I never thought I could live alone. Living alone was for the fiercely independent, and I was the girl who relied on people for a laundry list of things. When I felt down, I’d sit on my roommate’s bed and talk it out. If I needed to run to the grocery store, there was usually someone riding shotgun.
When you think about it, you live with other people for most of your life. Currently, some of you might be living with roommates, your significant other and/or your parents or family members. Then, you might get married and live with your husband/wife in a home where you can grow old together. Sometimes that involves kids, three dogs or all of the above.
Growing up, I lived with my parents and my younger sister. In college, “home” was a tiny room I shared with a roommate. After the dorms, I lived with three other roommates in a house that wasn’t much bigger. Personal space wasn’t a thing. Styles and personalities and opinions on things like decor were different, and learning how to compromise was a valuable lesson I learned quickly.
Don’t get me wrong, I loved being around people. But even so, I knew I wanted to experience living alone at least once. Before marriage, kids and all of the other “adult” things I had planned for myself, I wanted to know what it felt like to be selfish and not feel ashamed by it. I wanted to live in a space that was 100% mine, where I’d be free to binge watch Netflix, drink wine out of the bottle and walk around sans pants on a random Tuesday.

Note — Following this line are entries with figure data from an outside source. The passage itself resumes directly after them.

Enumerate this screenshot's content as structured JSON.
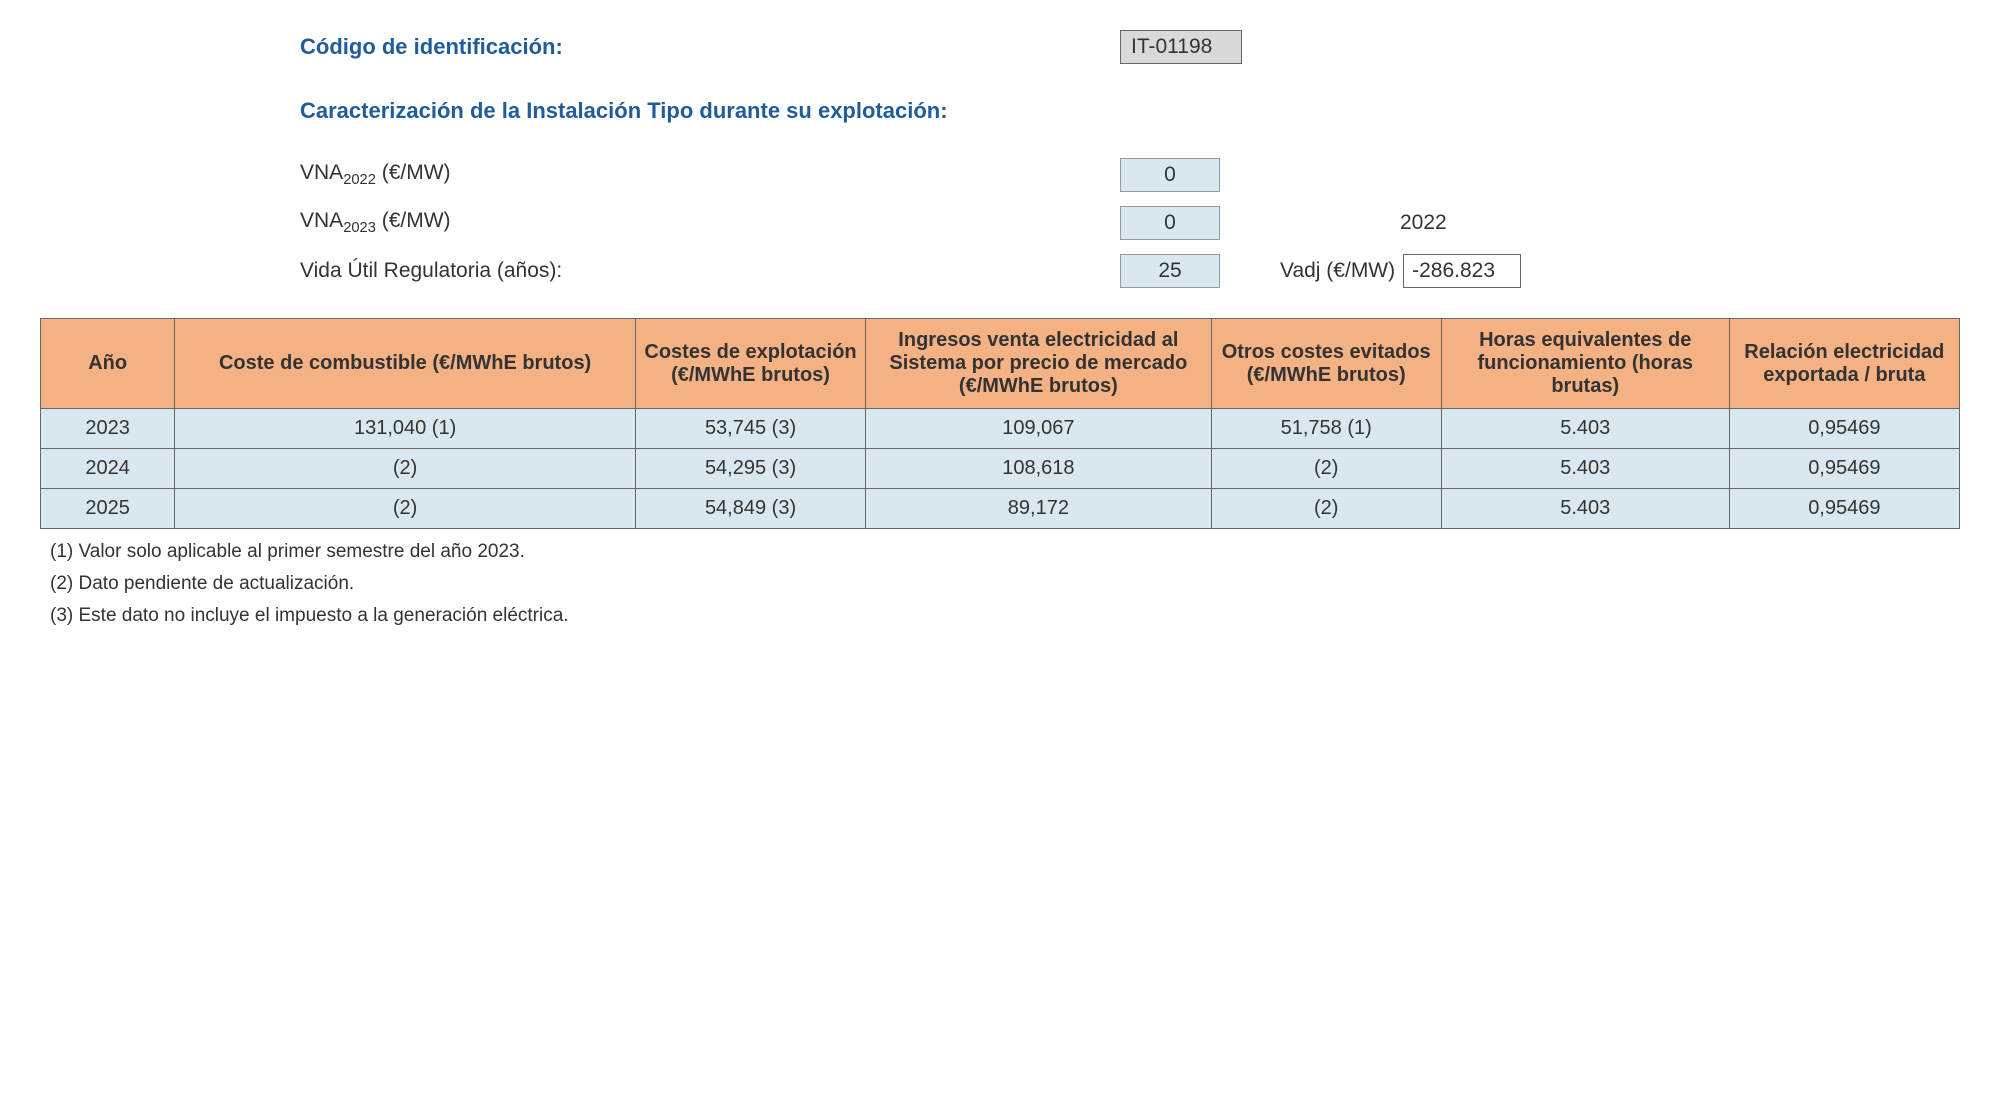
{
  "header": {
    "id_label": "Código de identificación:",
    "id_value": "IT-01198",
    "section_title": "Caracterización de la Instalación Tipo durante su explotación:",
    "vna2022_label_prefix": "VNA",
    "vna2022_sub": "2022",
    "vna2022_unit": " (€/MW)",
    "vna2022_value": "0",
    "vna2023_label_prefix": "VNA",
    "vna2023_sub": "2023",
    "vna2023_unit": " (€/MW)",
    "vna2023_value": "0",
    "side_year": "2022",
    "vida_label": "Vida Útil Regulatoria (años):",
    "vida_value": "25",
    "vadj_label": "Vadj (€/MW)",
    "vadj_value": "-286.823"
  },
  "table": {
    "columns": [
      "Año",
      "Coste de combustible (€/MWhE brutos)",
      "Costes de explotación (€/MWhE brutos)",
      "Ingresos venta electricidad al Sistema por precio de mercado (€/MWhE brutos)",
      "Otros costes evitados (€/MWhE brutos)",
      "Horas equivalentes de funcionamiento (horas brutas)",
      "Relación electricidad exportada / bruta"
    ],
    "rows": [
      [
        "2023",
        "131,040 (1)",
        "53,745 (3)",
        "109,067",
        "51,758 (1)",
        "5.403",
        "0,95469"
      ],
      [
        "2024",
        "(2)",
        "54,295 (3)",
        "108,618",
        "(2)",
        "5.403",
        "0,95469"
      ],
      [
        "2025",
        "(2)",
        "54,849 (3)",
        "89,172",
        "(2)",
        "5.403",
        "0,95469"
      ]
    ],
    "col_widths": [
      "7%",
      "24%",
      "12%",
      "18%",
      "12%",
      "15%",
      "12%"
    ]
  },
  "footnotes": [
    "(1) Valor solo aplicable al primer semestre del año 2023.",
    "(2) Dato pendiente de actualización.",
    "(3) Este dato no incluye el impuesto a la generación eléctrica."
  ],
  "colors": {
    "header_blue": "#1f5c99",
    "table_header_bg": "#f4b183",
    "table_cell_bg": "#d9e8ef",
    "box_gray_bg": "#d9d9d9",
    "border": "#666"
  }
}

Was I afraid to live by myself? I was terrified.
Do I think everyone should experience it at least once? Absolutely.
YOU LEARN HOW TO FIX THINGS
Living alone taught me a number of valuable life lessons — like how to fix a running toilet, replace burnt out light bulbs, get over my fear of spiders, cope with noisy neighbors and pay bills on time. I learned that a can of paint and a little creativity can go a long way. And I learned that when said paint gets all over the floor, Goo Gone is the perfect solution.
YOU LEARN TO BUDGET
This was a big one for me. When you’re not splitting bills with someone else, you learn how to manage paying for everything yourself.
YOUR MESS IS YOUR MESS
I wasn’t judged for eating dinner in bed, or for binge watching Netflix for longer than I’d like to admit on the internet. I left dishes in the sink some days. I was guilty for leaving a pile of laundry on my bedroom floor for weeks. But, it was my mess.
YOU GET TO KNOW YOURSELF
Being alone and loneliness are not the same. Living alone taught me that. I learned to be comfortable with and actually enjoy my own company. I gained independence, and it gave me the extra push I needed to grow up. I learned what I liked and developed my sense of personal style.
Fritz and I moved into our new place a few weeks ago. It’s charming and modern and the perfect place to share together. And while I’m excited to create a new home with him, I’ll always look back fondly on my former one-bedroom apartment, and the brief period in my twenties when I lived alone. The time I had to learn and live by myself helped shape me into the person I am today.